Three Optimization Problems in Molecular Biology and Genetics

Richard Karp
(University of California, Berkeley)

We present statistical evidence that, within the protein interaction networks of H. sapiens and D. melanogaster, conserved connected subgraphs with low conductance tend to have high functional coherence. We present efficient algorithms for finding such subgraphs (joint work with Luqman Hodgkinson).

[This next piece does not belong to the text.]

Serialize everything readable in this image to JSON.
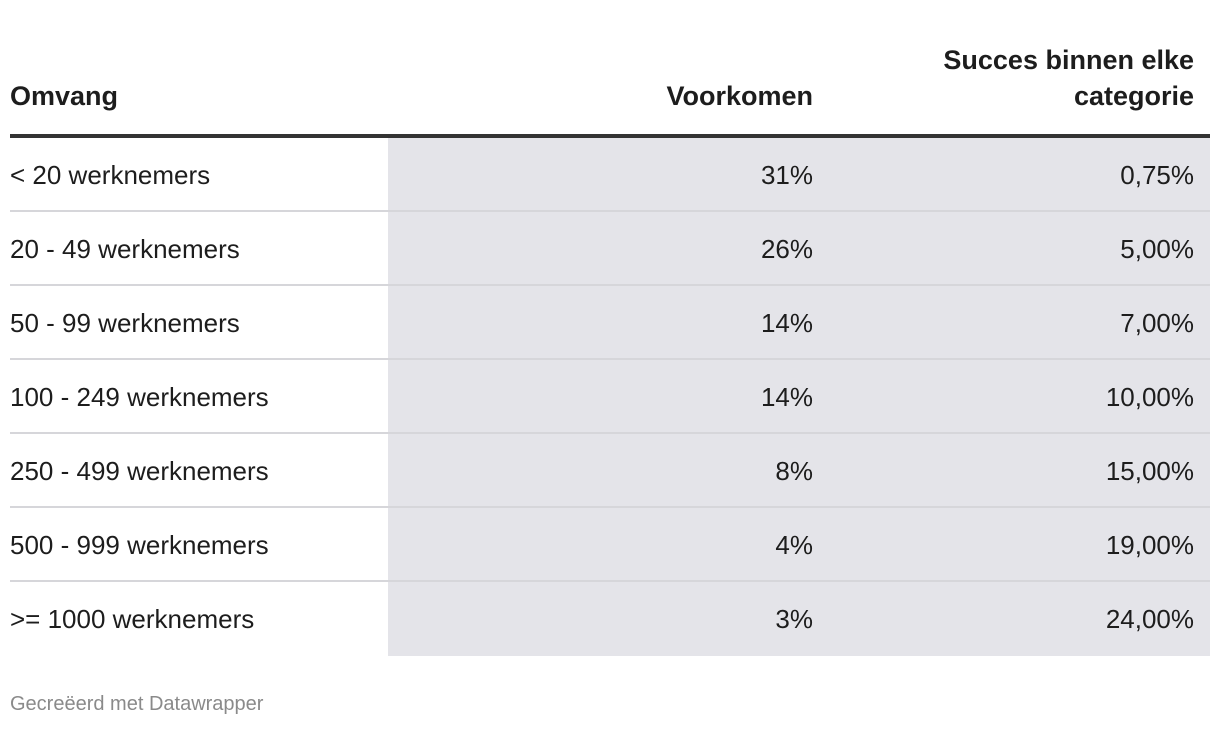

A protein regulatory network can be described by an acyclic digraph in which each node corresponds to a protein that may be in either an active or an inactive state, depending on the states of the nodes immediately preceding it. Given the graph-theoretic structure of the network and examples of its input-output behavior under various perturbations of the states of some of its proteins, we use integer programming to describe the dependencies at the nodes by Boolean functions that come closest to producing the observed input-output behavior (joint work with Roded Sharan).

Given a set of coins with unknown heads probabilities we consider the problem of performing a sequence of coin tosses to efficiently identify the coin with highest heads probability. This is a simplified variant of the following problem in genetics: given a set of mutations that may be associated with a disease, select a sequence of experiments, each of which observes the state of a mutation in a case and a control, to efficiently identify the mutation most associated with the disease (joint work with Karthik Chandrasekaran).